While just using the law for $X$ is a perfectly good probability space for a universe consisting of a single random variable, what about situations with two, three, four, countably infinite, uncountably infinite numbers of random variables?
In your situation with a single random variable, you can just take $(\Omega,\mathcal{F}, P) = (\mathbb{R},\mathcal{B},P_X)$ as your probability space. $P_X$ is just a specified probability measure on $(\mathbb{R},\mathcal{B}),$ so there's no circularity here (you can define it in terms of a distribution function if you wish). Similarly, if you have a universe with two random variables, you can take $(\Omega,\mathcal{F}, P) = (\mathbb{R^2},\mathcal{B(\mathbb{R}}^2),P_{X_1,X_2})$ for the appropriate probability measure $P_{X_1,X_2}.$ The pattern goes on through situations where there's an infinite number of RVs or even uncountably (like continuous time stochastic processes) though the functional analysis gets challenging.
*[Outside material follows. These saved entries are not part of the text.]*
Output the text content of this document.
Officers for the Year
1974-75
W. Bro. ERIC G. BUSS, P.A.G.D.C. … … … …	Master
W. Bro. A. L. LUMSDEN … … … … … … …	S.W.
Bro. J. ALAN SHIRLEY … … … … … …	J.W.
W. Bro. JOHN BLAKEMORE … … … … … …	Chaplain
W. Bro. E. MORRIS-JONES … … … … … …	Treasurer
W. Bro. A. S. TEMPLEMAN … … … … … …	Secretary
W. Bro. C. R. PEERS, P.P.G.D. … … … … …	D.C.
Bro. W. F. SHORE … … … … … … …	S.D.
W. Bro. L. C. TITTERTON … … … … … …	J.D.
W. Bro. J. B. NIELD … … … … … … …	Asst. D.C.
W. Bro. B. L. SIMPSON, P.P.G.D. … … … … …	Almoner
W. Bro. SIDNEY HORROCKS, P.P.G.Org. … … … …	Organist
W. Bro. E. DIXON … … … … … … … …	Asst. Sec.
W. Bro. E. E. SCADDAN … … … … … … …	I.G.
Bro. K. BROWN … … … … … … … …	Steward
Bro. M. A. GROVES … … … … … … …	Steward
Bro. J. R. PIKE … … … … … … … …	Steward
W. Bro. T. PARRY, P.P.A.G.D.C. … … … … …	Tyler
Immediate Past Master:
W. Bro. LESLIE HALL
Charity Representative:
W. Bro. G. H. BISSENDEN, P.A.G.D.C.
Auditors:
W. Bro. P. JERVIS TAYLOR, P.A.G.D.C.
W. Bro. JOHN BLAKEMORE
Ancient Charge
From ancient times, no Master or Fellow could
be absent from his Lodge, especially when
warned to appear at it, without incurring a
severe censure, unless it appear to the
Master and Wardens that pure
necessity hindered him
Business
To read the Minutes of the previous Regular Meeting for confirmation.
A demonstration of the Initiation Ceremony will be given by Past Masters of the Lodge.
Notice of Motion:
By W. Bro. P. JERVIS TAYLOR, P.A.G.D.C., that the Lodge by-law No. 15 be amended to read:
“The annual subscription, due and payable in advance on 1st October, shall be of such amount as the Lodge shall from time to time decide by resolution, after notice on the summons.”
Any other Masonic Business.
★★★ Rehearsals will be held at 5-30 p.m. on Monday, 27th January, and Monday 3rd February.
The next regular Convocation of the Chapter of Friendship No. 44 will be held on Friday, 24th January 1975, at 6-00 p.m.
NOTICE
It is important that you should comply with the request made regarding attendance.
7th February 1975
What doesn't change as the complication increases is that it can be described a probability space ... in the case of a continuous time like Brownian motion the natural one would look like $(\Omega,\mathcal{F}, P)=$ (all functions B(t), some sigma algebra, some measure on the space of functions). Since there are many different possible random systems you want to be able to describe, with probability spaces of varying complexity, it's easier to keep the notation abstract. However if you have a concrete situation with a natural set of random variables, you almost always think in terms of the natural probability spaces described above, perhaps in terms of distribution functions instead of measures (but those two are equivalent).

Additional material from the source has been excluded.